What’s the difference between an observation and a judgement? Well, for starters, judgements are subjective whereas observations are objective. With judgments, we usually don’t have facts to back up our opinion of someone. However, if we take the time to observe the person, we can decide if he or she should be invited into our inner circles. After all, it is not safe to let just anyone in. 


Women tend to judge one another quite harshly, and this spawns from outright jealousy. I so wish this wasn’t the case, but it just is. Granted, some women are more guilty than others with their unmerited judgments, but all of us have done it. Society has made women feel so insecure and that’s where those negative behaviors come from. I used to be the world’s worst for doing this, but once I became self-aware and realized what I was doing, I started working to raise the levels of emotional intelligence. 


This is what I have learned since I became more aware of my actions. I have learned to make these observations before I make any quick judgements. 


Take the time to observe a person and do not under any circumstances base an opinion on outer appearances. 

  • Pay attention to how this person makes you feel when you’re in their presence. 
  • Does this person respect boundaries? 
  • How does this person speak about others? 
  • What does your intuition say about this person? 
  • Do you get a strange sinking feeling when you see this person? 
  • Is your energy drained after talking to them? 
  • Do you feel uplifted and happy after spending time with them? 
  • Is the relationship strained or does it come naturally? 
  • How do other people feel about this person? 
  • What is this person interested in? 
  • Do you trust this person around your spouse or significant other? 
  • Take note of things you have in common. 

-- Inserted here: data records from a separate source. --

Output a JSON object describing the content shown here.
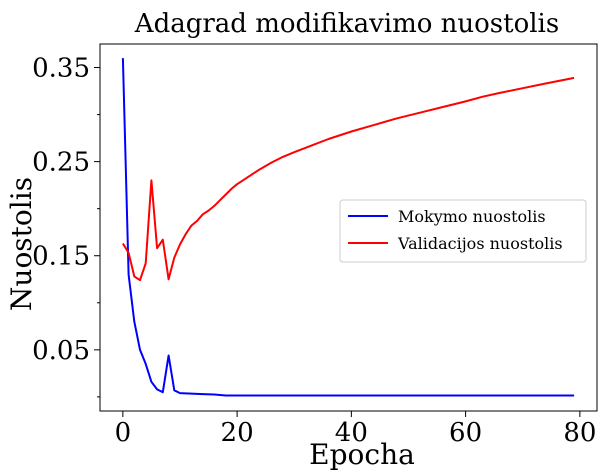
{
  "chart_data": {
    "type": "line",
    "title": "Adagrad modifikavimo nuostolis",
    "xlabel": "Epocha",
    "ylabel": "Nuostolis",
    "xlim": [
      -4,
      83
    ],
    "ylim": [
      -0.015,
      0.375
    ],
    "xticks": [
      0,
      20,
      40,
      60,
      80
    ],
    "xtick_labels": [
      "0",
      "20",
      "40",
      "60",
      "80"
    ],
    "yticks": [
      0.05,
      0.15,
      0.25,
      0.35
    ],
    "ytick_labels": [
      "0.05",
      "0.15",
      "0.25",
      "0.35"
    ],
    "y_minor_ticks": [
      0.0,
      0.1,
      0.2,
      0.3
    ],
    "grid": false,
    "legend_position": "center-right",
    "series": [
      {
        "name": "Mokymo nuostolis",
        "color": "#0000ff",
        "x": [
          0,
          1,
          2,
          3,
          4,
          5,
          6,
          7,
          8,
          9,
          10,
          12,
          14,
          16,
          18,
          20,
          25,
          30,
          35,
          40,
          45,
          50,
          55,
          60,
          65,
          70,
          75,
          79
        ],
        "values": [
          0.36,
          0.13,
          0.08,
          0.05,
          0.035,
          0.016,
          0.008,
          0.005,
          0.044,
          0.007,
          0.004,
          0.0035,
          0.003,
          0.0025,
          0.0015,
          0.0015,
          0.0015,
          0.0015,
          0.0015,
          0.0015,
          0.0015,
          0.0015,
          0.0015,
          0.0015,
          0.0015,
          0.0015,
          0.0015,
          0.0015
        ]
      },
      {
        "name": "Validacijos nuostolis",
        "color": "#ff0000",
        "x": [
          0,
          1,
          2,
          3,
          4,
          5,
          6,
          7,
          8,
          9,
          10,
          11,
          12,
          13,
          14,
          15,
          16,
          17,
          18,
          19,
          20,
          22,
          24,
          26,
          28,
          30,
          33,
          36,
          40,
          44,
          48,
          52,
          56,
          60,
          63,
          66,
          70,
          74,
          79
        ],
        "values": [
          0.163,
          0.153,
          0.128,
          0.124,
          0.142,
          0.23,
          0.158,
          0.167,
          0.125,
          0.148,
          0.162,
          0.173,
          0.182,
          0.187,
          0.194,
          0.198,
          0.203,
          0.209,
          0.215,
          0.221,
          0.226,
          0.234,
          0.242,
          0.249,
          0.255,
          0.26,
          0.267,
          0.274,
          0.282,
          0.289,
          0.296,
          0.302,
          0.308,
          0.314,
          0.319,
          0.323,
          0.328,
          0.333,
          0.339
        ]
      }
    ]
  }
}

Because society has beaten women down for so, so long, it is understandable why we fall into the trap of being jealous of a woman that appears to have more than we do. Society’s definition of beauty gets us every time too, right? A beautiful woman walks in that appears to have it all and other women see her and think, “She better get her ass on up outta here!” It’s brutal the way we judge one another, so why not start making observations instead of judgements. 

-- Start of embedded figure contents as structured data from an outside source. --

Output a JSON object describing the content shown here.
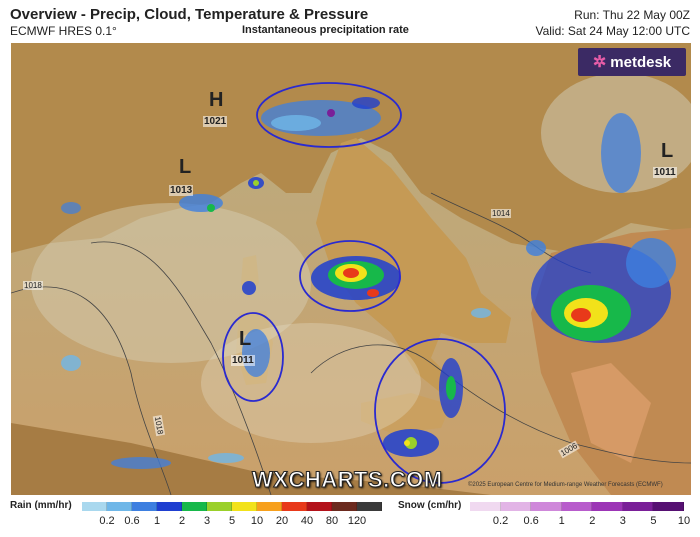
{
  "header": {
    "title": "Overview - Precip, Cloud, Temperature & Pressure",
    "model": "ECMWF HRES 0.1°",
    "subtitle": "Instantaneous precipitation rate",
    "run": "Run: Thu 22 May 00Z",
    "valid": "Valid: Sat 24 May 12:00 UTC"
  },
  "logo": {
    "icon": "metdesk-star-icon",
    "text": "metdesk",
    "bg": "#3b2a64",
    "accent": "#e85da8"
  },
  "watermark": "WXCHARTS.COM",
  "credit": "©2025 European Centre for Medium-range Weather Forecasts (ECMWF)",
  "pressure_systems": [
    {
      "type": "H",
      "value": "1021"
    },
    {
      "type": "L",
      "value": "1013"
    },
    {
      "type": "L",
      "value": "1011"
    },
    {
      "type": "L",
      "value": "1011"
    }
  ],
  "isobar_labels": [
    "1018",
    "1018",
    "1014",
    "1006"
  ],
  "legend": {
    "rain": {
      "title": "Rain (mm/hr)",
      "ticks": [
        "0.2",
        "0.6",
        "1",
        "2",
        "3",
        "5",
        "10",
        "20",
        "40",
        "80",
        "120"
      ],
      "colors": [
        "#a9d8ee",
        "#6fb7e8",
        "#3d7fe0",
        "#1f3fd0",
        "#17b84a",
        "#9ad02a",
        "#f2e21a",
        "#f7a01c",
        "#e8391a",
        "#b3121a",
        "#6b2a1e",
        "#3a3a3a"
      ]
    },
    "snow": {
      "title": "Snow (cm/hr)",
      "ticks": [
        "0.2",
        "0.6",
        "1",
        "2",
        "3",
        "5",
        "10"
      ],
      "colors": [
        "#f0d9f0",
        "#e2b4e6",
        "#cf88da",
        "#b85ccc",
        "#9c35b6",
        "#7a1f98",
        "#561072"
      ]
    }
  }
}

If your observations turn out to be less than favorable, fair enough. You don’t have to associate with that person. But if at first sight you give someone a chance that you might normally be intimidated by or jealous of and you end up caring about this person you have grown tremendously! The key to doing this is to stop comparing yourself to others while making objective observations about a person’s character. 


The ball is still in your court without the judgements. You have the choice to associate with who you want to associate with, but a judgmental attitude might rob you of the best friendship you ever had. 


Keep this checklist in mind when you meet new people. 


Judgment
                                                     Observation 


Subjective                                                         Objective 

Comparing                                                       Awareness 

Opinionated                                                    Factual 

Low Energy                                                     High Energy 

Positive or Negative                                  Neutral 

Closed-Minded                                             Open-Minded 


Women need to build each other up. I know that sounds cheesy and cliché, but it also sounds true. We go through challenges and struggles men don’t have a clue about. Not beating up on men. I think most men are wonderful! The point I am trying to make is that women are in all of this together. The next time you judge a woman for whatever reason, activate that empathy button. Think about how she has a monthly menstrual cycle, too. Consider the fact she may have had a rough upbringing, too. Maybe she can’t get pregnant and longs for a baby or maybe she lost a baby. If she looks great, instead of being jealous of her, think about how much hard work she puts into her appearance. 


Turn animosity into admiration whenever you can. Be an advocate for other women instead of an adversary. When that pesky ego sends a twinge of jealousy your way, pay that woman a compliment and see what happens.